The brief contact I've had with his caretakers suggests that the steps I've made with Jeremy are significant and unexpected. Whether this is the fault of the caretakers or simply the nature of autism, I cannot say for sure. There's no doubt in my mind that Jeremy was raised in front of a television: his knowledge of classic cartoons is superb. However, Jeremy's love for video games only came with the advent of voiced dialogue. From what I could gather, he knew nothing about any Final Fantasy before FFX, nor had he played any games pre-PlayStation 2. But, on the PlayStation 2, I believe he has beaten FFX, FFX-2, FFXII, and both Kingdom Hearts games. He also had some basic knowledge of a few non-Square Enix RPGs (such as Suikoden V, Rogue Galaxy, Grandia III), but it was clear that he had only played the first few hours of those. This exposure to video games, particularly RPGs, had changed Jeremy's life. And, after some fortunate events, it would allow me to understand him better.
As some of you may know, autism does not affect a person's intellectual capacity. Rather, it is a disorder that inhibits social interaction and communication, as if the person were in his or her own world. The progression of the disease from childhood onward can make life better or worse for a person. A child diagnosed with "moderate" autism, with the right therapy, may be considered as having "mild" autism by adulthood. To what extent did television and video games help or hurt Jeremy?
If I had to take a guess, I would say that all the television throughout childhood may have had an adverse affect on Jeremy. It clearly helped his mental cognition, increasing his range in vocabulary and perhaps helping him learn to sing and speak. But television is not an interactive medium. You sit, and you watch, and then you watch some more. Scenes from Jim Carrey's "The Cable Guy" come to mind.
But video games are interactive, in a sense. Though they may not give an autistic person what they need to develop social skills, the mere fact that the person is interacting with the television, through the controller, puts it a step above television. A short article from Revolution Health gave the following information regarding how to help an autistic child: "The idea is to stimulate these children. They don't get the stimulation they need when they engage in endlessly repetitive behaviors or simply stare into space for hours." Though one might accuse a hack and slash Action RPG of being "endlessly repetitive," the fact is that an RPG's dialogue and interactive characters are a far cry from what many outsiders think of at the mention of a "video game."
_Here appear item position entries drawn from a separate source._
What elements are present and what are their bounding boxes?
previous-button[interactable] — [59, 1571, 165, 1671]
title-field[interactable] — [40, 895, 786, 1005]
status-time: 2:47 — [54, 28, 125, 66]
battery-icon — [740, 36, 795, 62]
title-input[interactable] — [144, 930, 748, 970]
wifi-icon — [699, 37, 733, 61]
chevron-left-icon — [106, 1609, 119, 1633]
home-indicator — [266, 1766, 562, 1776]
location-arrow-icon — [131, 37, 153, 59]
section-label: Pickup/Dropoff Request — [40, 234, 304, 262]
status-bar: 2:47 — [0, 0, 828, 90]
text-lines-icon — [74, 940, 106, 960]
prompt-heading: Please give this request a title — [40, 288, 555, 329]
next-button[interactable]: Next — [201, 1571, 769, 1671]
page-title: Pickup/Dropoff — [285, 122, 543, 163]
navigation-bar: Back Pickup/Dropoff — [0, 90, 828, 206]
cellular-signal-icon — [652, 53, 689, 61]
I am not a formally trained doctor, nor am I some sort of specialist in studying autism. I'm just a guy who likes RPGs, and one day I met another guy, with autism, who also likes RPGs. Is sitting in a room playing RPGs over and over ideal for a person with autism? Probably not. But it can certainly be used as a stepping stone for that person when they are faced with the real world. At the very least, that was my experience for Jeremy.
As a final note, I must re-emphasize that I am no expert on autism, and that my personal experience only taught me what it's like for a person with severe autism to play RPGs. People diagnosed with a mild form of autism may be better off avoiding gaming in general, but for those "beyond the brink" that have developed an almost addictive pattern of watching television, RPGs could be an unorthodox therapeutic alternative.